The trapezium article at MathWorld provides the following explanation (referencing OED) of how the U.S.- and U.K.-differing definitions arose:
According to the Oxford English Dictionary, the confusion of trapezium and trapezoid between the United States and Great Britain dates back to an error in Hutton's Mathematical Dictionary in 1795, the first work of its kind in the United States, which directly reversed the accepted meanings. Hutton assigned trapezium to "no sides parallel" and trapezoid to "two sides parallel" (Simpson and Weiner 1992, p. 2101).
After 1795 in the United States, the Hutton definitions became standard, while in the British empire, the Proclus definitions remained standard. Two hundred years later, the controversy remains. Country by country, region by region, and even teacher by teacher, the definitions of trapezoid and trapezium are commonly swapped.
Note, "the Proclus definitions" were mentioned earlier in the MathWorld article:
Proclus (also Heron and Posidonius) divided quadrilaterals into parallelograms and non-parallelograms. For the latter, Proclus assigned trapezium to "two sides parallel," and trapezoid to "no sides parallel." Archimedes also defined a trapezium as having precisely two parallel sides (Heath 1956, pp. 188-190).
Edit: Regarding distinctions made by Euclid, Proclus, Archimedes and others,
on pages 189 and 190 of volume I of Thomas L. Heath's The Thirteen Books of Euclid's Elements (1956) we find:
As Euclid has not yet defined parallel lines and does not anywhere define a parallelogram, he is not in a position to make the more elaborate classification of quadrilaterals attributed by Proclus to Posidonius and appearing also in Heron's Definitions. It may be shown by the following diagram, distinguishing seven species of quadrilaterals.
The diagram from Heath (representing quadrilateral classification per Posidonius, Proclus, and Heron) is shown below. One may compare this diagram with that shown in wikipedia's quadrilateral taxonomy section. That taxonomy does not have the word trapezoid in it, because it says "trapezium here is ... British" and "inclusive definitions are used throughout". (A British trapezoid is a convex quadrilateral that is not a British trapezium. The only categories of the taxonomy that can contain a convex British trapezoid are the quadrilateral, simple, convex, tangential, cyclic, kite, and bicentric categories.)
Heath then continues:
It will be observed that, while Euclid in the above definition classes as trapezia all quadrilaterals other than squares, oblongs, rhombi, and rhomboids, the word is in this classification restricted to quadrilaterals having two sides (only) parallel, and trapezoid is used to denote the rest. Euclid appears to have used trapezium in the restricted sense of a quadrilateral with two sides parallel in his book περι διαιρεσεων (on divisions of figures). Archimedes uses it in the same sense, but in one place describes it more precisely as a trapezium with its two sides parallel.

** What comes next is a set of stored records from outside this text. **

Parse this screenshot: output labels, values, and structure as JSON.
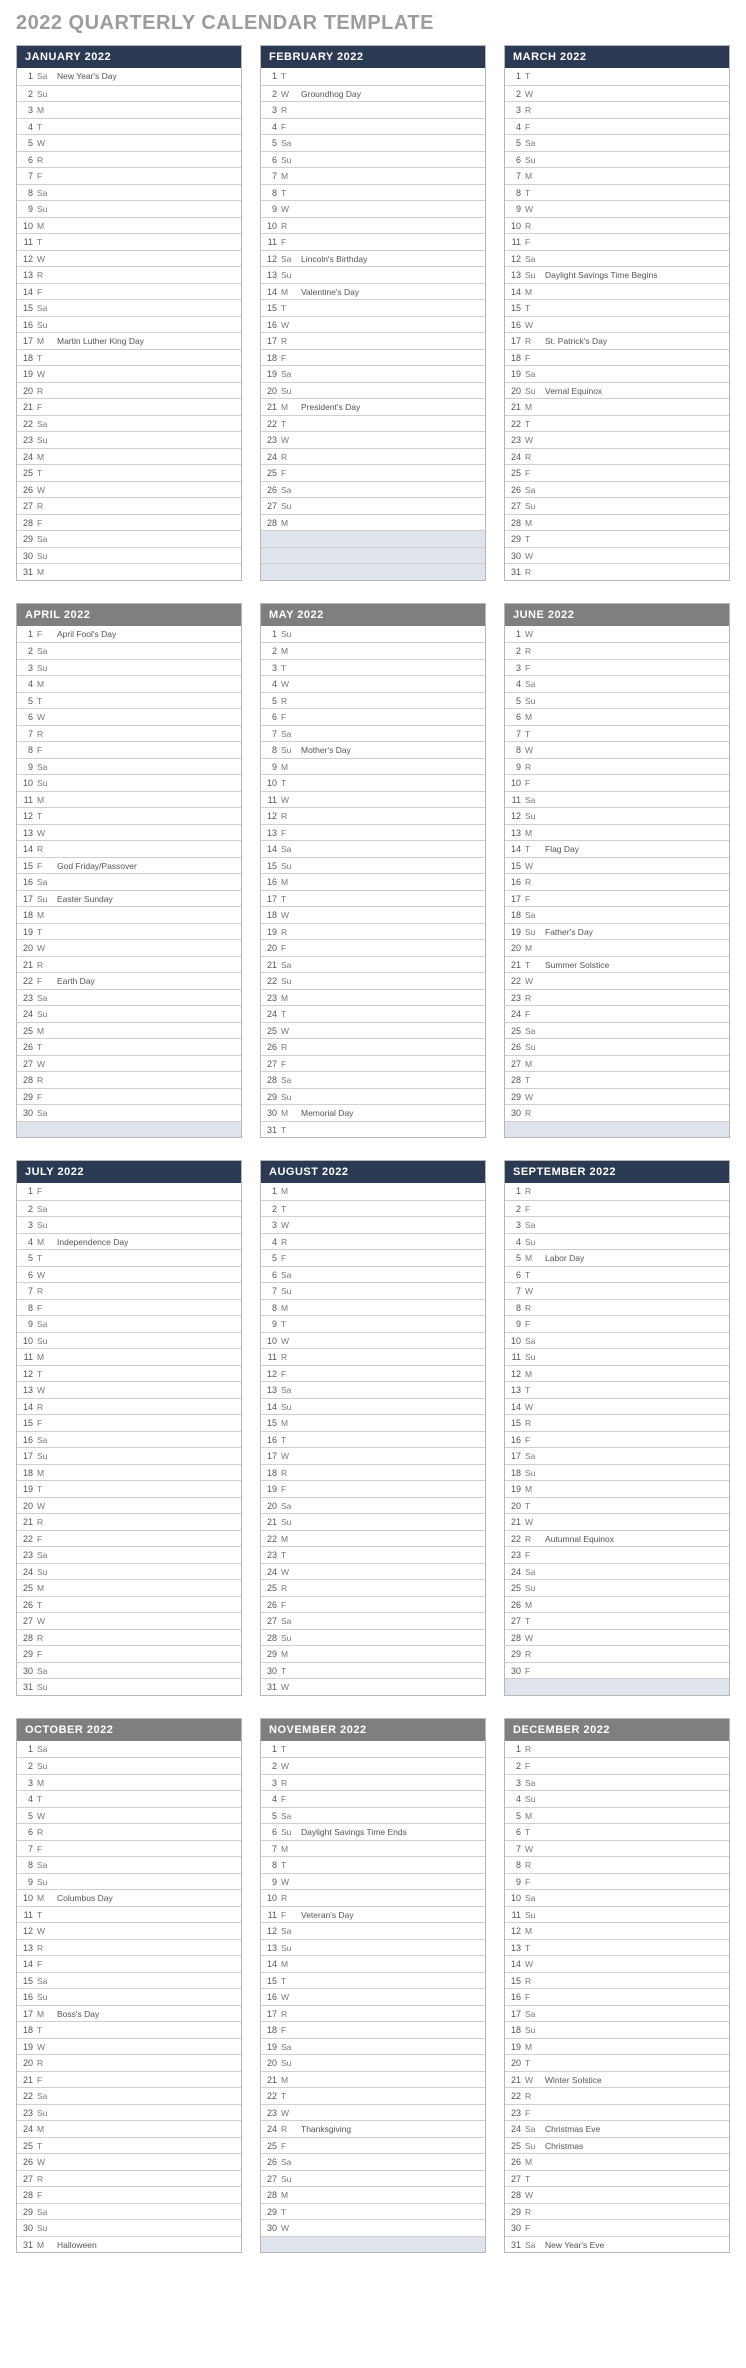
{
  "title": "2022 QUARTERLY CALENDAR TEMPLATE",
  "header_styles": [
    "dark",
    "gray",
    "dark",
    "gray"
  ],
  "quarters": [
    [
      {
        "name": "JANUARY 2022",
        "dow": [
          "Sa",
          "Su",
          "M",
          "T",
          "W",
          "R",
          "F",
          "Sa",
          "Su",
          "M",
          "T",
          "W",
          "R",
          "F",
          "Sa",
          "Su",
          "M",
          "T",
          "W",
          "R",
          "F",
          "Sa",
          "Su",
          "M",
          "T",
          "W",
          "R",
          "F",
          "Sa",
          "Su",
          "M"
        ],
        "pad": 0,
        "events": {
          "1": "New Year's Day",
          "17": "Martin Luther King Day"
        }
      },
      {
        "name": "FEBRUARY 2022",
        "dow": [
          "T",
          "W",
          "R",
          "F",
          "Sa",
          "Su",
          "M",
          "T",
          "W",
          "R",
          "F",
          "Sa",
          "Su",
          "M",
          "T",
          "W",
          "R",
          "F",
          "Sa",
          "Su",
          "M",
          "T",
          "W",
          "R",
          "F",
          "Sa",
          "Su",
          "M"
        ],
        "pad": 3,
        "events": {
          "2": "Groundhog Day",
          "12": "Lincoln's Birthday",
          "14": "Valentine's Day",
          "21": "President's Day"
        }
      },
      {
        "name": "MARCH 2022",
        "dow": [
          "T",
          "W",
          "R",
          "F",
          "Sa",
          "Su",
          "M",
          "T",
          "W",
          "R",
          "F",
          "Sa",
          "Su",
          "M",
          "T",
          "W",
          "R",
          "F",
          "Sa",
          "Su",
          "M",
          "T",
          "W",
          "R",
          "F",
          "Sa",
          "Su",
          "M",
          "T",
          "W",
          "R"
        ],
        "pad": 0,
        "events": {
          "13": "Daylight Savings Time Begins",
          "17": "St. Patrick's Day",
          "20": "Vernal Equinox"
        }
      }
    ],
    [
      {
        "name": "APRIL 2022",
        "dow": [
          "F",
          "Sa",
          "Su",
          "M",
          "T",
          "W",
          "R",
          "F",
          "Sa",
          "Su",
          "M",
          "T",
          "W",
          "R",
          "F",
          "Sa",
          "Su",
          "M",
          "T",
          "W",
          "R",
          "F",
          "Sa",
          "Su",
          "M",
          "T",
          "W",
          "R",
          "F",
          "Sa"
        ],
        "pad": 1,
        "events": {
          "1": "April Fool's Day",
          "15": "God Friday/Passover",
          "17": "Easter Sunday",
          "22": "Earth Day"
        }
      },
      {
        "name": "MAY 2022",
        "dow": [
          "Su",
          "M",
          "T",
          "W",
          "R",
          "F",
          "Sa",
          "Su",
          "M",
          "T",
          "W",
          "R",
          "F",
          "Sa",
          "Su",
          "M",
          "T",
          "W",
          "R",
          "F",
          "Sa",
          "Su",
          "M",
          "T",
          "W",
          "R",
          "F",
          "Sa",
          "Su",
          "M",
          "T"
        ],
        "pad": 0,
        "events": {
          "8": "Mother's Day",
          "30": "Memorial Day"
        }
      },
      {
        "name": "JUNE 2022",
        "dow": [
          "W",
          "R",
          "F",
          "Sa",
          "Su",
          "M",
          "T",
          "W",
          "R",
          "F",
          "Sa",
          "Su",
          "M",
          "T",
          "W",
          "R",
          "F",
          "Sa",
          "Su",
          "M",
          "T",
          "W",
          "R",
          "F",
          "Sa",
          "Su",
          "M",
          "T",
          "W",
          "R"
        ],
        "pad": 1,
        "events": {
          "14": "Flag Day",
          "19": "Father's Day",
          "21": "Summer Solstice"
        }
      }
    ],
    [
      {
        "name": "JULY 2022",
        "dow": [
          "F",
          "Sa",
          "Su",
          "M",
          "T",
          "W",
          "R",
          "F",
          "Sa",
          "Su",
          "M",
          "T",
          "W",
          "R",
          "F",
          "Sa",
          "Su",
          "M",
          "T",
          "W",
          "R",
          "F",
          "Sa",
          "Su",
          "M",
          "T",
          "W",
          "R",
          "F",
          "Sa",
          "Su"
        ],
        "pad": 0,
        "events": {
          "4": "Independence Day"
        }
      },
      {
        "name": "AUGUST 2022",
        "dow": [
          "M",
          "T",
          "W",
          "R",
          "F",
          "Sa",
          "Su",
          "M",
          "T",
          "W",
          "R",
          "F",
          "Sa",
          "Su",
          "M",
          "T",
          "W",
          "R",
          "F",
          "Sa",
          "Su",
          "M",
          "T",
          "W",
          "R",
          "F",
          "Sa",
          "Su",
          "M",
          "T",
          "W"
        ],
        "pad": 0,
        "events": {}
      },
      {
        "name": "SEPTEMBER 2022",
        "dow": [
          "R",
          "F",
          "Sa",
          "Su",
          "M",
          "T",
          "W",
          "R",
          "F",
          "Sa",
          "Su",
          "M",
          "T",
          "W",
          "R",
          "F",
          "Sa",
          "Su",
          "M",
          "T",
          "W",
          "R",
          "F",
          "Sa",
          "Su",
          "M",
          "T",
          "W",
          "R",
          "F"
        ],
        "pad": 1,
        "events": {
          "5": "Labor Day",
          "22": "Autumnal Equinox"
        }
      }
    ],
    [
      {
        "name": "OCTOBER 2022",
        "dow": [
          "Sa",
          "Su",
          "M",
          "T",
          "W",
          "R",
          "F",
          "Sa",
          "Su",
          "M",
          "T",
          "W",
          "R",
          "F",
          "Sa",
          "Su",
          "M",
          "T",
          "W",
          "R",
          "F",
          "Sa",
          "Su",
          "M",
          "T",
          "W",
          "R",
          "F",
          "Sa",
          "Su",
          "M"
        ],
        "pad": 0,
        "events": {
          "10": "Columbus Day",
          "17": "Boss's Day",
          "31": "Halloween"
        }
      },
      {
        "name": "NOVEMBER 2022",
        "dow": [
          "T",
          "W",
          "R",
          "F",
          "Sa",
          "Su",
          "M",
          "T",
          "W",
          "R",
          "F",
          "Sa",
          "Su",
          "M",
          "T",
          "W",
          "R",
          "F",
          "Sa",
          "Su",
          "M",
          "T",
          "W",
          "R",
          "F",
          "Sa",
          "Su",
          "M",
          "T",
          "W"
        ],
        "pad": 1,
        "events": {
          "6": "Daylight Savings Time Ends",
          "11": "Veteran's Day",
          "24": "Thanksgiving"
        }
      },
      {
        "name": "DECEMBER 2022",
        "dow": [
          "R",
          "F",
          "Sa",
          "Su",
          "M",
          "T",
          "W",
          "R",
          "F",
          "Sa",
          "Su",
          "M",
          "T",
          "W",
          "R",
          "F",
          "Sa",
          "Su",
          "M",
          "T",
          "W",
          "R",
          "F",
          "Sa",
          "Su",
          "M",
          "T",
          "W",
          "R",
          "F",
          "Sa"
        ],
        "pad": 0,
        "events": {
          "21": "Winter Solstice",
          "24": "Christmas Eve",
          "25": "Christmas",
          "31": "New Year's Eve"
        }
      }
    ]
  ]
}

I think the first it in the last sentence refers to trapezium but don't understand what the second it refers to. Consequently, it is unclear to me whether MathWorld's assertions re Archimedes' definitions are correct.
Edit: In a
trapezium and trapezoid article on The Linguist List, we read the following quote from Oxford English Dictionary (under sense (c) of trapezium):
An irregular quadrilateral having neither pair of opposite sides parallel. (The usual sense in England from c1800 to c1875. Now rare. This sense is the one that is standard in the U.S., but in practice quadrilateral is used rather than trapezium.)
This indicates that during the 80 years after Hutton (a much-published English mathematician, born 1737 at Newcastle-on-Tyne, 1778 Copley Medal recipient) gave the definitions now in use in the U.S., those same definitions were also in use in England, afterwards falling into disuse (ie being reversed or set aright) in England. The OED goes on to imply that in the U.S., the all-encompassing term quadrilateral rather than (U.S.) trapezium is used to refer to quadrilaterals that do not fall into more-specific categories such as squares, rectangles, parallelograms, (British) trapezia, etc.